Aux yeux de ceux pour qui les disputes de mots ne sont que de doctes âneries, Rome paraîtra peut-être redevable à la Grèce de ces deux espèces de satires. Varron, de son aveu même [1] , avait imité Ménippe le Cynique ; et les satires du second genre s’appellent encore aujourd’hui Ménippées, du nom du philosophe grec. Pour la satire du premier genre, elle fut évidemment chez les Romains, dans son origine, une copie informe de ces tragi-comédies grecques, que les acteurs de Thespis allaient représentant de ville en ville sur des tombereaux. Avant qu’Épicharme de Mégare eût inventé la bonne comédie, la Sicile, qui servait de lien commun entre la Grèce et l’Italie, avait porté dans la seconde les satyriques de la première.
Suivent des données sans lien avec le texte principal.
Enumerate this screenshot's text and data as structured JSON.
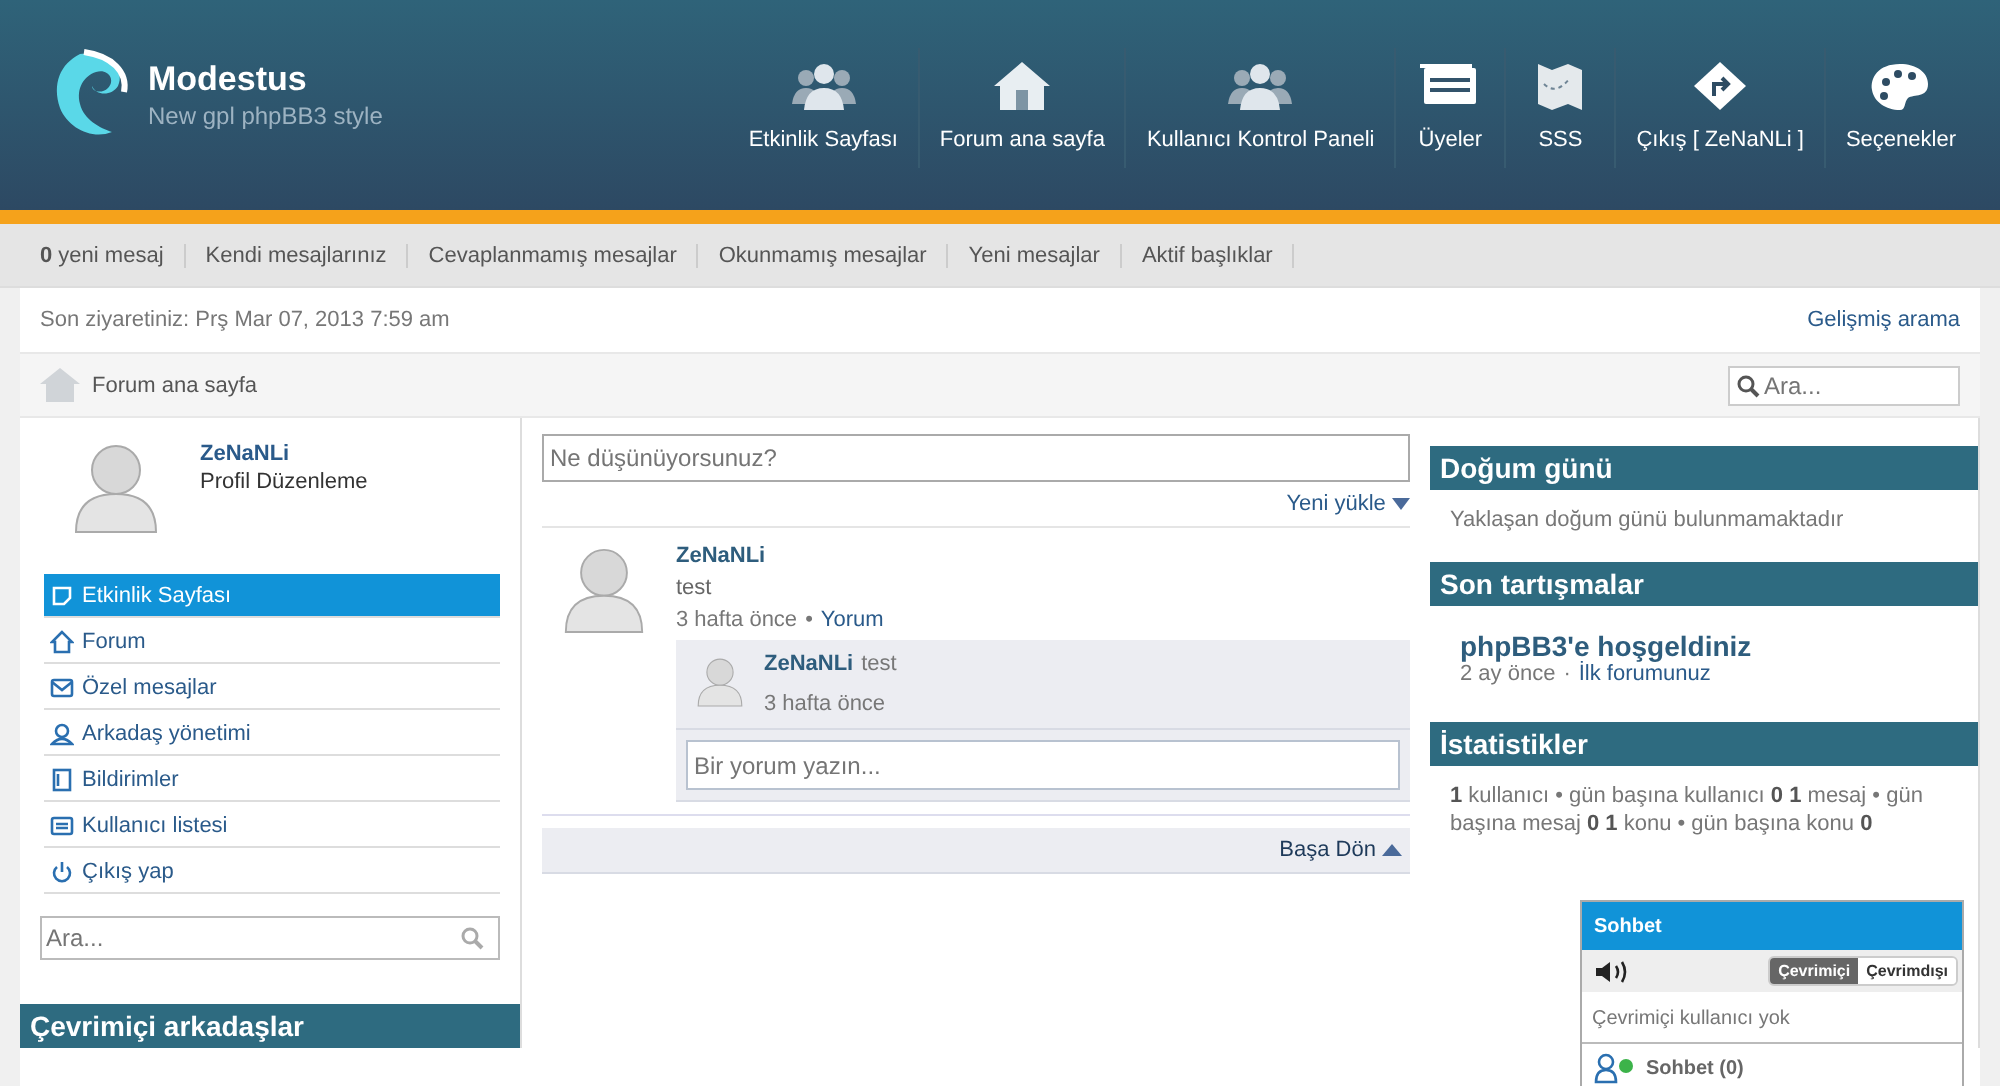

Elles succédèrent sur le théâtre des Romains aux danses des Étrusques, que des histrions toscans avaient jusqu’alors exécutées au son de la flûte, mais sans les accompagner d’aucune pièce réglée qui représentât une action. La satyre grecque, ainsi naturalisée chez les Romains, y fut encore longtemps mêlée, comme dans son pays natal, de chants bouffons, de danses burlesques, de postures lascives, de railleries grossières. Bientôt Ennius essaya de la faire descendre du théâtre, pour la rendre plus décente. Il la restreignit à de simples discours en vers, destinés à être lus dans des cercles d’amis. Mais, sous sa plume, elle ne changea que de forme ; à l’exception du chant et de la danse, elle retint son nom, son fiel et sa gaieté.

  1. Varron, cité par Cicéron dans ses Questions académiques, liv. 1.